70% of insurance executives who participated in the Global Insurance Survey said they interact with customers through direct channels. 68% are investing in enhancements in channel capacity.
It is a wake-up call for insurers and their insurance partners. Agents and brokers realize the need to power up their digital engagement capabilities. While policyholders need their advice and expertise, they still require engagement tools for this conversation. Tools such as digital illustrations and single-screen product comparisons can increase success in sales conclusions. Agents are looking for more support from their insurers to develop these capabilities. Yet less than two-thirds of insurers say that they provide their agents and brokers with such enhanced customer experience tools.

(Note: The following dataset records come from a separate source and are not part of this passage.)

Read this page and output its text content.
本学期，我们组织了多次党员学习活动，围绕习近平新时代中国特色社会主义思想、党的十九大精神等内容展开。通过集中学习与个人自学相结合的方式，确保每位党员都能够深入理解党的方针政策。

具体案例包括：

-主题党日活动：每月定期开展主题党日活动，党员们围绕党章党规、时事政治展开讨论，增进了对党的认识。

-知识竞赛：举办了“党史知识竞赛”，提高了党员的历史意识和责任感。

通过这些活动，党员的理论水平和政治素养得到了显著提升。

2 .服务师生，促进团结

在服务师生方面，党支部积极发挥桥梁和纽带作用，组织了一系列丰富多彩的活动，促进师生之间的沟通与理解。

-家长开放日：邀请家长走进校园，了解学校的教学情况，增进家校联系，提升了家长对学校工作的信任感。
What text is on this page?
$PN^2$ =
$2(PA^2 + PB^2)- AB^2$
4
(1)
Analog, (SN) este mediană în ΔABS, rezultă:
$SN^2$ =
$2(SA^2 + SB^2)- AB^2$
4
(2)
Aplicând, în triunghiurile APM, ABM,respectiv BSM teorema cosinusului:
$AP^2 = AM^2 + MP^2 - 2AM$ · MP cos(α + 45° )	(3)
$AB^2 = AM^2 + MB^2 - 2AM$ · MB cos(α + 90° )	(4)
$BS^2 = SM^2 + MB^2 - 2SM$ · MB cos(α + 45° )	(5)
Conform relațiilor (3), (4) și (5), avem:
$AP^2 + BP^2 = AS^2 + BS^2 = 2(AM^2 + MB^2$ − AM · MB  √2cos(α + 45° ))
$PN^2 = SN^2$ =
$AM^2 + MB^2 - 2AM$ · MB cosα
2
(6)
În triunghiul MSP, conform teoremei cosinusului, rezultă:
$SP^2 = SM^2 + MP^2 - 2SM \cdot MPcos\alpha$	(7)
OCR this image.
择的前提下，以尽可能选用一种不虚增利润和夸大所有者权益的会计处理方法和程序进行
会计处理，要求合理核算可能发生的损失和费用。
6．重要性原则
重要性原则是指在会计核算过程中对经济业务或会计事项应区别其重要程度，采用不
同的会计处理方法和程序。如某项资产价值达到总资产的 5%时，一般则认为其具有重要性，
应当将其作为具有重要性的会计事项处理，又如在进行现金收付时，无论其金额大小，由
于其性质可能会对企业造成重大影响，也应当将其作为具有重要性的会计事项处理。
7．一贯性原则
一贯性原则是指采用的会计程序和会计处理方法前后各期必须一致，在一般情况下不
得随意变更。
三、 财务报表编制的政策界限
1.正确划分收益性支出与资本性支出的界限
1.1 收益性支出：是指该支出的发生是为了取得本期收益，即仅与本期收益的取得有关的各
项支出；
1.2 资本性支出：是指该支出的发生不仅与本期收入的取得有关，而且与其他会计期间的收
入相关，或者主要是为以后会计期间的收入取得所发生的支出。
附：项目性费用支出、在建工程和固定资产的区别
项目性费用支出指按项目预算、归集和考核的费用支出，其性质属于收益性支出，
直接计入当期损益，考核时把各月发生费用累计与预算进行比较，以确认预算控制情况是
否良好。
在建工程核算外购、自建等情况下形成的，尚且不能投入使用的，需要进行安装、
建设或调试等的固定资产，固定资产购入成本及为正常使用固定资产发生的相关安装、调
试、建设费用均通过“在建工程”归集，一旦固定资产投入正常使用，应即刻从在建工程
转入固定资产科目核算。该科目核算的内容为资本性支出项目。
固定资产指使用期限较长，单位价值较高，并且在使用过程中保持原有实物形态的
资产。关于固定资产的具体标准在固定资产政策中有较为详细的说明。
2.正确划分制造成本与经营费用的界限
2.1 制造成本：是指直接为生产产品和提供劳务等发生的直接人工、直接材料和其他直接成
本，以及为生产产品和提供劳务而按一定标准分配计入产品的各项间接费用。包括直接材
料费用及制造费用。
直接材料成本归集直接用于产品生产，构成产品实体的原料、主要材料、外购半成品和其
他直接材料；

Customers rarely go directly to an insurance intermediary. They normally use more than one channel to research before they purchase. This is called the ROPO effect or Research Online, Purchase offline. This applies to not only individual policyholders but also small and medium commercial firms. Today, the customer has got almost unlimited access to information. The Global Insurance Report has another fascinating insight - 64% of commercial firms will first research coverage options using digital channels.
The digital generation, to which we all belong, is having an impact on almost every type of distribution model. One of the most visible ways is in the way that insurtech providers, as well as insurance carriers themselves, are actively participating in collaborative ecosystems. For instance, in the last few months, SimpleSolve has entered into partnerships with Seibels BPO services and Intellagents. With Intellagents, AI and automation come together to provide our clients support across multiple channels and transition to high-performance digital insurance models.
Direct distribution channels, also known as self-directed channels are the way insurers sell products directly to customers without an intermediary. This puts the marketing team in direct control of the brand message and reaching the product to the target audience. While this is still an evolving route, it cannot be ignored. Websites, digital apps and social media are the most common direct distribution channels.
Embedded insurance is the hottest topic right now for US insurance companies when it comes to insurance distribution channels. It directly answers the CARE value promise of providing insurance anytime, anywhere and when most needed. Embedded insurance is when insurance is bundled into the purchase of a third-party product or service. Lengthy insurance forms and claims process that customers are wary of is made simpler through embedded insurance. Insurance is offered when the customer has already entered all their details in the purchase of an allied product or service (like when buying a flight ticket or buying a car). Providing an insurance cover in this scenario becomes just a single click away. The claims process is similarly made easier as there is existing data showing details of the purchase so no further proof is necessary. This creates a simplified, closed-loop insurance process - CARE in action.
Insurers who sell through embedded insurance platforms will be able to control the products they offer in real-time and this in turn will help them to decide on the exposure level they need for different products. Embedded insurance will provide insurers with ways to innovate in a market that is constantly growing.
Insurers are understanding the need to pivot and invest in customer-centric strategies in the near future. The good news is that thanks to insurtech service providers they can more easily integrate the latest insurance distribution trends. The key areas of focus are expected to be in developing chatbots to resolve queries whatever the scale, automated data capture tools to fuel personalization, marketing automation tools for personalized promotions, and finally 360 degree customer view CRM tools.